Stories of gun violence that make the news are nearly always of a particular type: they are typically crime/gang-related violence in ours or another city or mass-casualty killings like those at Virginia Tech, Tree of Life Synagogue, or a place of business. With each such shooting — and the media coverage and prayer vigils which follow — we are inclined to feel a little less safe than we did before.
What remains unstated in nearly all our conversations about guns and gun violence, however, is how often a gun is used by someone to commit suicide. In the United States, approximately two-thirds of all gun-related deaths are suicides. Half of all suicide attempts involve guns. Because suicide is such a personal event that happens away from the public’s view, these deaths are rarely reported by the news media. But being unaware of just how many people use a gun to attempt or commit suicide leaves the American public with a fundamentally flawed conversation about guns and gun-violence; we simply aren’t talking enough about the role guns play in the single largest category of gun-related deaths.

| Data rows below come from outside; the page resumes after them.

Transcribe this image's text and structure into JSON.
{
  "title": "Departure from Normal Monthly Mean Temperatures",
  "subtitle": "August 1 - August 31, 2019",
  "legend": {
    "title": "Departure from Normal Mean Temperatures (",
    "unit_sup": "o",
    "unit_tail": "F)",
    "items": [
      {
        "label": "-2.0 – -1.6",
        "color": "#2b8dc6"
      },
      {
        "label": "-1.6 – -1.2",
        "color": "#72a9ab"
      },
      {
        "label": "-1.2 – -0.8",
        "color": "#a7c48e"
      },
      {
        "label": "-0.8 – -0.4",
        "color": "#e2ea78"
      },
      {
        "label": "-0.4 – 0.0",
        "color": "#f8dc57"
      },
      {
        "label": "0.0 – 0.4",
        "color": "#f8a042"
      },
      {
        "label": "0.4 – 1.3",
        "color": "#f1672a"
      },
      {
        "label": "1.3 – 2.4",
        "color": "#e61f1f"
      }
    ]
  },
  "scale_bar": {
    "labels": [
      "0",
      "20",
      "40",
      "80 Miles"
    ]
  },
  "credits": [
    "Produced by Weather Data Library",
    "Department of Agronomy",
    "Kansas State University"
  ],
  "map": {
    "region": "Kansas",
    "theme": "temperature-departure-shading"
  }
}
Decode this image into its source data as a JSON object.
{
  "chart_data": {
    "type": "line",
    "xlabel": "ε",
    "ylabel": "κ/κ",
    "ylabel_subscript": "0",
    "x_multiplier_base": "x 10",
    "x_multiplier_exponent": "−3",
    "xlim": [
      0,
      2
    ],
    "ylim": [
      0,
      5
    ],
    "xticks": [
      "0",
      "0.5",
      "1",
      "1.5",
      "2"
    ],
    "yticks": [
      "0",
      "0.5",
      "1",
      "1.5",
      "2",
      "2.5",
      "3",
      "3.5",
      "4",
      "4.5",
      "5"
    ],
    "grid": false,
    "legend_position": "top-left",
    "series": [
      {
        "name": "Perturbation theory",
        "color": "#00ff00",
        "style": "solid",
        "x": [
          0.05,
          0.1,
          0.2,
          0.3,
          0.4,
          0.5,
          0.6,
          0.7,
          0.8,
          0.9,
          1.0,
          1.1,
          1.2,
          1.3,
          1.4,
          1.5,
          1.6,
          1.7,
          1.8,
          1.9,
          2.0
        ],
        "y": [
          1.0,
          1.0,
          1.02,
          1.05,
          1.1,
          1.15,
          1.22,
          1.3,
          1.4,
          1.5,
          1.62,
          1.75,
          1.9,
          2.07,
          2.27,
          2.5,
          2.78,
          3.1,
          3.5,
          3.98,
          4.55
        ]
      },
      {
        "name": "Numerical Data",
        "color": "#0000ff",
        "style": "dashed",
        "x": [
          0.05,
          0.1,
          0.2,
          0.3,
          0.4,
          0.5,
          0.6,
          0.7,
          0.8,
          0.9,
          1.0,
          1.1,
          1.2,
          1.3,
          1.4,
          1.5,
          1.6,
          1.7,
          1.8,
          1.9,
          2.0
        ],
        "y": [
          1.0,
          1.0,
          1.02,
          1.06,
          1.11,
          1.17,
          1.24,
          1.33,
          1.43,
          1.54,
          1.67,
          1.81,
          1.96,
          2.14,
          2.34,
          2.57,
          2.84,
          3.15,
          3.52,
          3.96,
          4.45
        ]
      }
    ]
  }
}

Every time a mass-casualty shooting happens, public discourse quickly reverts to the predictable slogans of “guns save lives” and “an armed society is a polite society,” as if more people having more guns is the only imaginable answer to every situation. But when it comes to suicide, guns do not make people safer. When someone is suicidal, the best possible scenario is for them to not have access to a gun.
Suicide attempts can typically be described by three words: impulsivity, ambivalence, and regret. Suicide is often attempted on the spur of the moment—typically within 30 minutes of the decision to make the attempt. Survivors often report feeling uncertain about whether taking their life was really necessary, and go on to regret the decision, never to make another attempt. This ambivalence towards suicide, even by those who attempt it, means that persons are not likely to use another means to take their life if their first choice is not available. Any barrier between a person contemplating suicide and a method of taking their life may very well save their life.
Because of the highly lethal nature of guns, ensuring that someone contemplating suicide does not have access to a gun is a life or death matter. That barrier might be a gun lock, or having guns stored in one location and bullets inaccessible in another. It might mean a person voluntarily relinquishing their firearms after consultation with a doctor or counselor. It might mean having an Extreme Risk Protective Order (“Red flag” law) issued to take someone’s gun away from them until the mental health crisis has passed.
In our highly partisan gun debate, any statement that suggests a gun restriction is bound to be met with an amount suspicion and derision. Do we have any capacity to acknowledge situations where guns do more harm than good? Mental health crises and suicide attempts are one such situation. There are others (such as domestic violence) that reasonable people who place a high value on life and safety can surely agree on.
How might we find space for conversations such as these?